Commercial property landlords are going to have to accept minimal rental increases and in many cases, rentals will remain pegged at 2012 levels.

Commercial property landlords are going to have to accept minimal rental increases and in many cases, rentals will remain pegged at 2012 levels.

This is according to Org Geldenhuys, managing director of Pretoria-based property development Abacus Divisions, who says that if rates remain stagnant this effectively means the market is moving backwards – which it now looks poised to do.

“The year has started off very slowly - far slower than most years we have experienced as normally by this time we have interest from the marketplace.”

He believes they are not going to see an increase in rates in the areas they work in and it looks like landlords - and property portfolios - are going to have to be satisfied with 2012 rates in many instances.

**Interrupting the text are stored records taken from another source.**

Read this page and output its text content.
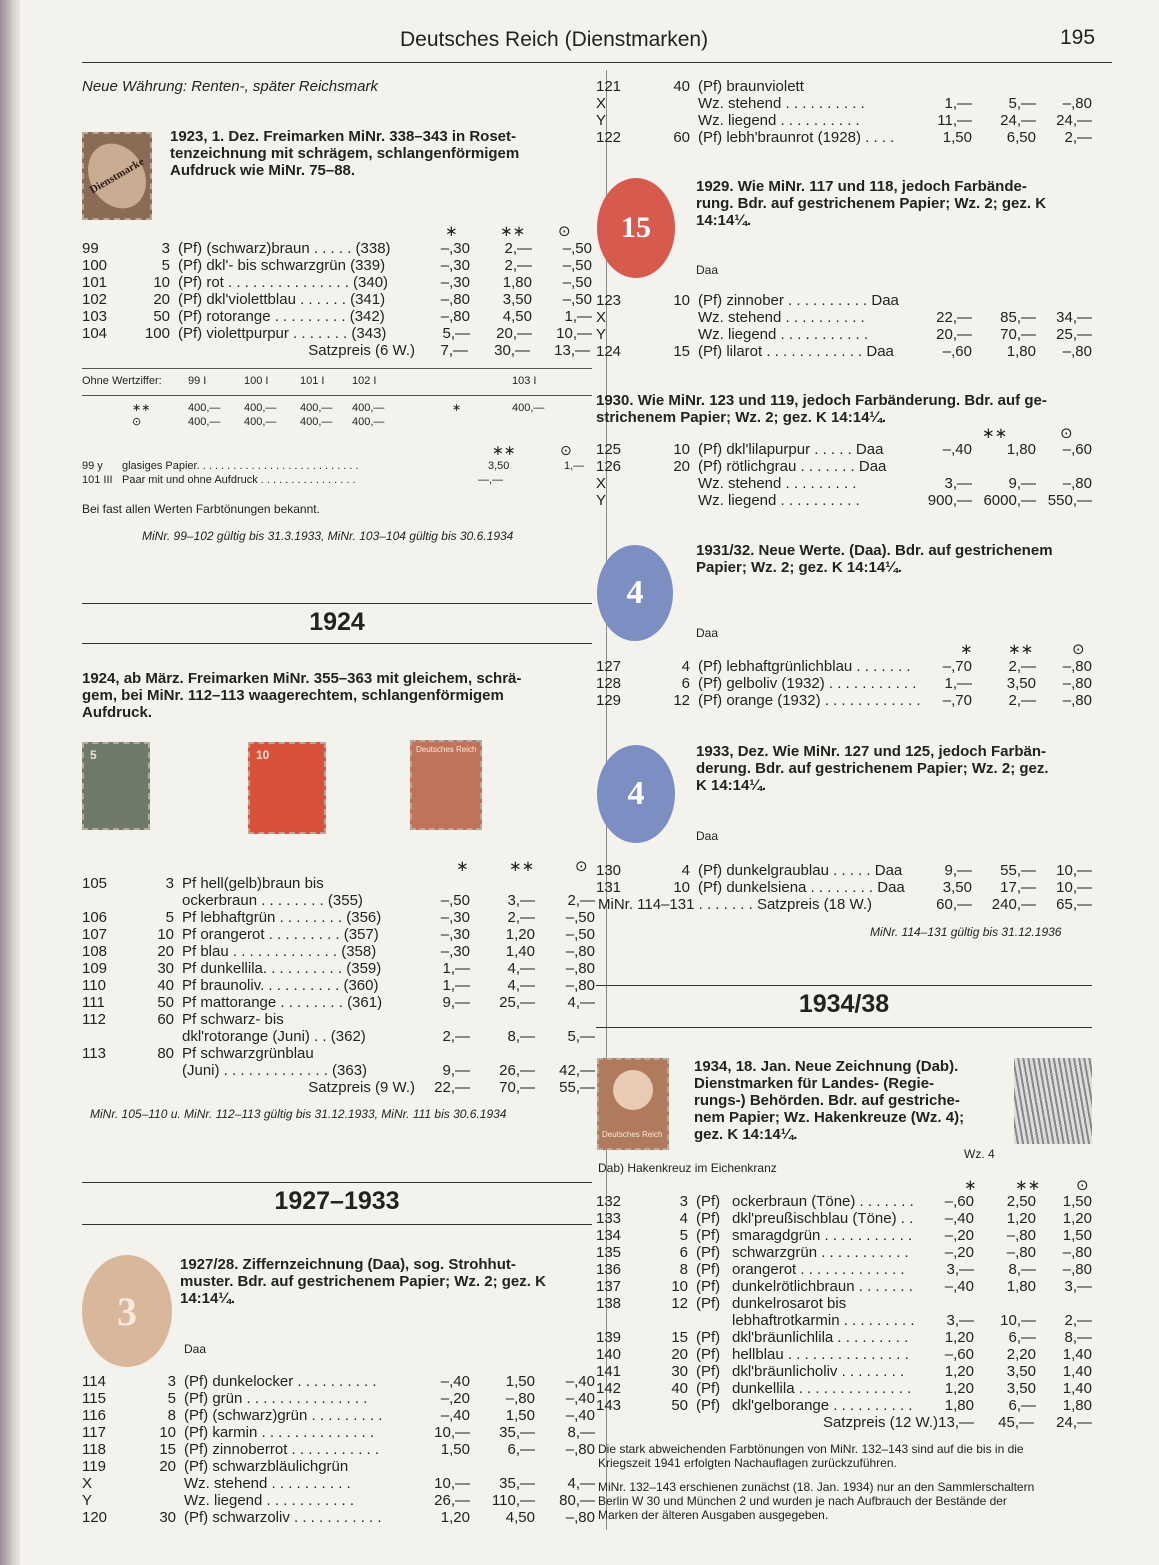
Deutsches Reich (Dienstmarken)	195
Neue Währung: Renten-, später Reichsmark
Dienstmarke
1923, 1. Dez. Freimarken MiNr. 338–343 in Roset-
tenzeichnung mit schrägem, schlangenförmigem
Aufdruck wie MiNr. 75–88.
∗	∗∗ ⊙
99	3 (Pf) (schwarz)braun . . . . . (338)	–,30	2,—	–,50
100	5 (Pf) dkl'- bis schwarzgrün (339)	–,30	2,—	–,50
101	10 (Pf) rot . . . . . . . . . . . . . . . (340)	–,30	1,80	–,50
102	20 (Pf) dkl'violettblau . . . . . . (341)	–,80	3,50	–,50
103	50 (Pf) rotorange . . . . . . . . . (342)	–,80	4,50	1,—
104	100 (Pf) violettpurpur . . . . . . . (343)	5,—	20,—	10,—
Satzpreis (6 W.)	7,—	30,—	13,—
Ohne Wertziffer: 99 I	100 I	101 I	102 I	103 I
∗∗	400,— 400,— 400,— 400,—	∗	400,—
⊙	400,— 400,— 400,— 400,—
∗∗	⊙
99 y glasiges Papier. . . . . . . . . . . . . . . . . . . . . . . . . . .	3,50	1,—
101 III Paar mit und ohne Aufdruck . . . . . . . . . . . . . . . .	—,—
Bei fast allen Werten Farbtönungen bekannt.
MiNr. 99–102 gültig bis 31.3.1933, MiNr. 103–104 gültig bis 30.6.1934
1924
1924, ab März. Freimarken MiNr. 355–363 mit gleichem, schrä-
gem, bei MiNr. 112–113 waagerechtem, schlangenförmigem
Aufdruck.
5	10	Deutsches Reich
∗	∗∗	⊙
105	3 Pf hell(gelb)braun bis
ockerbraun . . . . . . . . (355)	–,50	3,—	2,—
106	5 Pf lebhaftgrün . . . . . . . . (356)	–,30	2,—	–,50
107	10 Pf orangerot . . . . . . . . . (357)	–,30	1,20	–,50
108	20 Pf blau . . . . . . . . . . . . . (358)	–,30	1,40	–,80
109	30 Pf dunkellila. . . . . . . . . . (359)	1,—	4,—	–,80
110	40 Pf braunoliv. . . . . . . . . . (360)	1,—	4,—	–,80
111	50 Pf mattorange . . . . . . . . (361)	9,—	25,—	4,—
112	60 Pf schwarz- bis
dkl'rotorange (Juni) . . (362)	2,—	8,—	5,—
113	80 Pf schwarzgrünblau
(Juni) . . . . . . . . . . . . . (363)	9,—	26,—	42,—
Satzpreis (9 W.)	22,—	70,—	55,—
MiNr. 105–110 u. MiNr. 112–113 gültig bis 31.12.1933, MiNr. 111 bis 30.6.1934
1927–1933
3
1927/28. Ziffernzeichnung (Daa), sog. Strohhut-
muster. Bdr. auf gestrichenem Papier; Wz. 2; gez. K
14:14¼.
Daa
114	3 (Pf) dunkelocker . . . . . . . . . .	–,40	1,50	–,40
115	5 (Pf) grün . . . . . . . . . . . . . . .	–,20	–,80	–,40
116	8 (Pf) (schwarz)grün . . . . . . . . .	–,40	1,50	–,40
117	10 (Pf) karmin . . . . . . . . . . . . . .	10,—	35,—	8,—
118	15 (Pf) zinnoberrot . . . . . . . . . . .	1,50	6,—	–,80
119	20 (Pf) schwarzbläulichgrün
X	Wz. stehend . . . . . . . . . .	10,—	35,—	4,—
Y	Wz. liegend . . . . . . . . . . .	26,—	110,—	80,—
120	30 (Pf) schwarzoliv . . . . . . . . . . .	1,20	4,50	–,80
121	40 (Pf) braunviolett
X	Wz. stehend . . . . . . . . . .	1,—	5,—	–,80
Y	Wz. liegend . . . . . . . . . .	11,—	24,—	24,—
122	60 (Pf) lebh'braunrot (1928) . . . .	1,50	6,50	2,—
15
1929. Wie MiNr. 117 und 118, jedoch Farbände-
rung. Bdr. auf gestrichenem Papier; Wz. 2; gez. K
14:14¼.
Daa
123	10 (Pf) zinnober . . . . . . . . . . Daa
X	Wz. stehend . . . . . . . . . .	22,—	85,—	34,—
Y	Wz. liegend . . . . . . . . . . .	20,—	70,—	25,—
124	15 (Pf) lilarot . . . . . . . . . . . . Daa	–,60	1,80	–,80
1930. Wie MiNr. 123 und 119, jedoch Farbänderung. Bdr. auf ge-
strichenem Papier; Wz. 2; gez. K 14:14¼.
∗∗	⊙
125	10 (Pf) dkl'lilapurpur . . . . . Daa	–,40	1,80	–,60
126	20 (Pf) rötlichgrau . . . . . . . Daa
X	Wz. stehend . . . . . . . . .	3,—	9,—	–,80
Y	Wz. liegend . . . . . . . . . .	900,— 6000,— 550,—
4
1931/32. Neue Werte. (Daa). Bdr. auf gestrichenem
Papier; Wz. 2; gez. K 14:14¼.
Daa
∗ ∗∗	⊙
127	4 (Pf) lebhaftgrünlichblau . . . . . . .	–,70	2,—	–,80
128	6 (Pf) gelboliv (1932) . . . . . . . . . . .	1,—	3,50	–,80
129	12 (Pf) orange (1932) . . . . . . . . . . . .	–,70	2,—	–,80
4
1933, Dez. Wie MiNr. 127 und 125, jedoch Farbän-
derung. Bdr. auf gestrichenem Papier; Wz. 2; gez.
K 14:14¼.
Daa
130	4 (Pf) dunkelgraublau . . . . . Daa	9,—	55,—	10,—
131	10 (Pf) dunkelsiena . . . . . . . . Daa	3,50	17,—	10,—
MiNr. 114–131 . . . . . . . Satzpreis (18 W.)	60,—	240,—	65,—
MiNr. 114–131 gültig bis 31.12.1936
1934/38
Deutsches Reich
1934, 18. Jan. Neue Zeichnung (Dab).
Dienstmarken für Landes- (Regie-
rungs-) Behörden. Bdr. auf gestriche-
nem Papier; Wz. Hakenkreuze (Wz. 4);
gez. K 14:14¼.
Wz. 4
Dab) Hakenkreuz im Eichenkranz
∗	∗∗ ⊙
132	3 (Pf) ockerbraun (Töne) . . . . . . .	–,60	2,50	1,50
133	4 (Pf) dkl'preußischblau (Töne) . .	–,40	1,20	1,20
134	5 (Pf) smaragdgrün . . . . . . . . . . .	–,20	–,80	1,50
135	6 (Pf) schwarzgrün . . . . . . . . . . .	–,20	–,80	–,80
136	8 (Pf) orangerot . . . . . . . . . . . . .	3,—	8,—	–,80
137	10 (Pf) dunkelrötlichbraun . . . . . . .	–,40	1,80	3,—
138	12 (Pf) dunkelrosarot bis
lebhaftrotkarmin . . . . . . . . .	3,—	10,—	2,—
139	15 (Pf) dkl'bräunlichlila . . . . . . . . .	1,20	6,—	8,—
140	20 (Pf) hellblau . . . . . . . . . . . . . . .	–,60	2,20	1,40
141	30 (Pf) dkl'bräunlicholiv . . . . . . . .	1,20	3,50	1,40
142	40 (Pf) dunkellila . . . . . . . . . . . . . .	1,20	3,50	1,40
143	50 (Pf) dkl'gelborange . . . . . . . . . .	1,80	6,—	1,80
Satzpreis (12 W.) 13,—	45,—	24,—
Die stark abweichenden Farbtönungen von MiNr. 132–143 sind auf die bis in die
Kriegszeit 1941 erfolgten Nachauflagen zurückzuführen.
MiNr. 132–143 erschienen zunächst (18. Jan. 1934) nur an den Sammlerschaltern
Berlin W 30 und München 2 und wurden je nach Aufbrauch der Bestände der
Marken der älteren Ausgaben ausgegeben.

How property owners interface with their tenants is going to have an impact on just how well they do in a market that continues to remain soft.

One of the big trends that might possibly emerge in 2013 is the dropping of deposits.

Major property group, Growthpoint, is the pioneer in this regard and late last year, the company issued a press statement saying that they will not be asking new tenants to pay deposits.

This will bring a major reprieve for tenants - and might galvanise more activity in the marketplace.

But, in real terms, it does not translate into more money in the pockets of landlords, he says.

On the bright side, however, it could well lead to a decrease in vacancy levels, which may be the precursor for growth in the commercial property sector.

But this will - at the soonest - only start emerging during the second quarter of 2014.  

He says landlords will need to find ways to secure current tenants and to lure new ones.

“This year will probably see a focus on holding onto current tenants and, hopefully, trying to attract new ones by offering some 'out of the box' marketing ideas.”

Geldenhuys says over and above doing away with deposits, some landlords are trying to lure tenants with increased tenant allowances and rent free periods.

“We are also witnessing landlords providing incentives to brokers and agents of up to 200 percent of usual commission to expose vacant buildings to the brokers' client base - all in the hope of signing up tenants,” he adds.